When Claude Lelouch began filming in 1965, no one had faith in the project. After a box office failure, he was nearly pushed out of the industry. He shot on whatever film stock he could find, with a skeletal crew and little money — the budget amounted to just over 400,000 old francs (roughly €80,000 today). He switched between black and white and color stock based on intuition, filmed in natural light, wrote dialogue on the fly. The result was cinema built on impulse — and it worked.

The plot is simple: she’s a film assistant, a widow. He’s a race car driver, also widowed. Their children attend the same boarding school. They meet by chance during weekend visits. They talk. They don’t. They talk again. No major events, except the ones happening inside each of them. Lelouch famously said: “I wanted to make a film where the dialogue was breath, and the pauses were music.” And in Un homme et une femme, it’s the silences that speak loudest.

This is where the chemistry between Anouk Aimée and Jean-Louis Trintignant becomes everything. They don’t play lovers. They play two people who no longer know if they’re allowed to fall in love. Her restraint speaks of past trauma. His quietness is a shield against hurting someone — or being hurt again. Together, they create a screen couple more powerful than any melodrama, simply because there is no performance — only presence.

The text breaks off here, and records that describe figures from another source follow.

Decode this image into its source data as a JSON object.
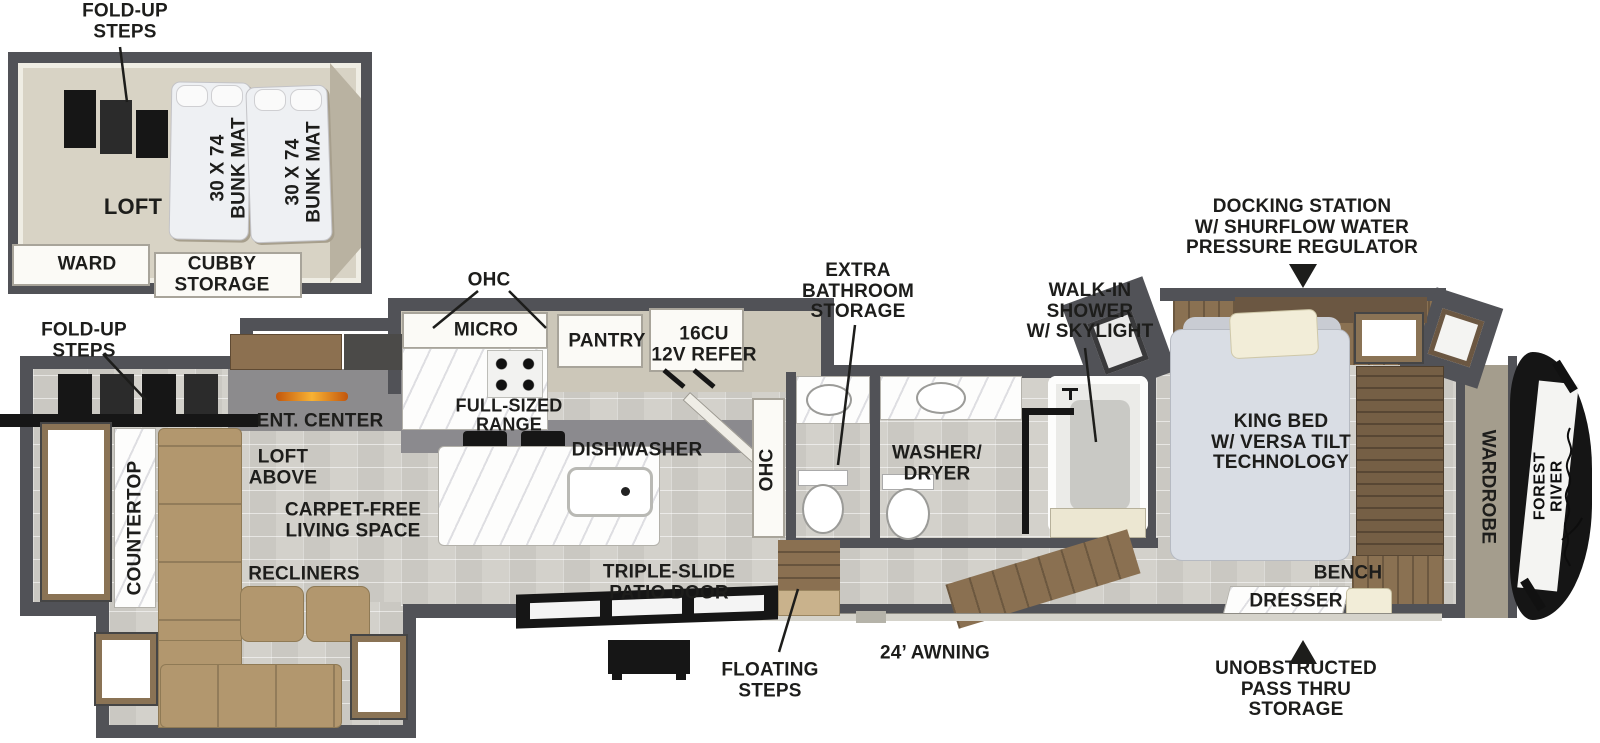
{
  "diagram": {
    "type": "rv-floorplan",
    "brand": "FOREST RIVER",
    "labels": {
      "fold_up_steps_top": "FOLD-UP\nSTEPS",
      "loft": "LOFT",
      "bunk_mat_left": "30 X 74\nBUNK MAT",
      "bunk_mat_right": "30 X 74\nBUNK MAT",
      "ward": "WARD",
      "cubby_storage": "CUBBY\nSTORAGE",
      "ohc_kitchen": "OHC",
      "micro": "MICRO",
      "pantry": "PANTRY",
      "refer": "16CU\n12V REFER",
      "range": "FULL-SIZED\nRANGE",
      "dishwasher": "DISHWASHER",
      "ohc_island": "OHC",
      "extra_bathroom_storage": "EXTRA\nBATHROOM\nSTORAGE",
      "walk_in_shower": "WALK-IN\nSHOWER\nW/ SKYLIGHT",
      "washer_dryer": "WASHER/\nDRYER",
      "docking_station": "DOCKING STATION\nW/ SHURFLOW WATER\nPRESSURE REGULATOR",
      "king_bed": "KING BED\nW/ VERSA TILT\nTECHNOLOGY",
      "wardrobe": "WARDROBE",
      "brand": "FOREST RIVER",
      "bench": "BENCH",
      "dresser": "DRESSER",
      "pass_thru": "UNOBSTRUCTED\nPASS THRU\nSTORAGE",
      "ent_center": "ENT. CENTER",
      "loft_above": "LOFT\nABOVE",
      "countertop": "COUNTERTOP",
      "carpet_free": "CARPET-FREE\nLIVING SPACE",
      "recliners": "RECLINERS",
      "fold_up_steps_left": "FOLD-UP\nSTEPS",
      "patio_door": "TRIPLE-SLIDE\nPATIO DOOR",
      "floating_steps": "FLOATING\nSTEPS",
      "awning": "24’ AWNING"
    },
    "colors": {
      "wall": "#515257",
      "floor_stone": "#d3d1cb",
      "floor_wood": "#8a7152",
      "slide_floor": "#ccc7b9",
      "sofa_tan": "#b2976e",
      "cream": "#f2edd8",
      "bed_gray": "#d9dde4",
      "fireplace_orange": "#f59a1c",
      "cap_black": "#151515",
      "label_ink": "#1d1d1b",
      "wardrobe_band": "#a49d8d"
    }
  }
}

But perhaps the real protagonist of the film is the music. The soundtrack, composed by Francis Lai, became a worldwide sensation. Its iconic theme — "Dabadabada" — entered pop culture almost instantly and never left. Nearly wordless, it captures everything: awkwardness, playfulness, longing. It doesn’t accompany the story. It becomes the story’s voice.

No one expected success. Yet the film went on to win the Palme d’Or at Cannes in 1966, followed by two Oscars (Best Foreign Language Film and Best Original Screenplay), a Golden Globe, and a dozen national and international awards. It earned over $15 million worldwide, with distribution rights sold to more than seventy countries. Since then, it has been quoted, remade, referenced in countless ads and tributes — a symbol of the best kind of timeless cinema.

Today, Un homme et une femme is more than a classic. It’s a reminder that a film can be intimate and still speak to the world. That a story made without stars, without spectacle, can still travel globally — as long as it tells the truth about two people trying to reach each other.

The Cannes poster of 2025 isn’t nostalgia. It’s a declaration: the films that whisper are still being heard. Not just by critics. By the market.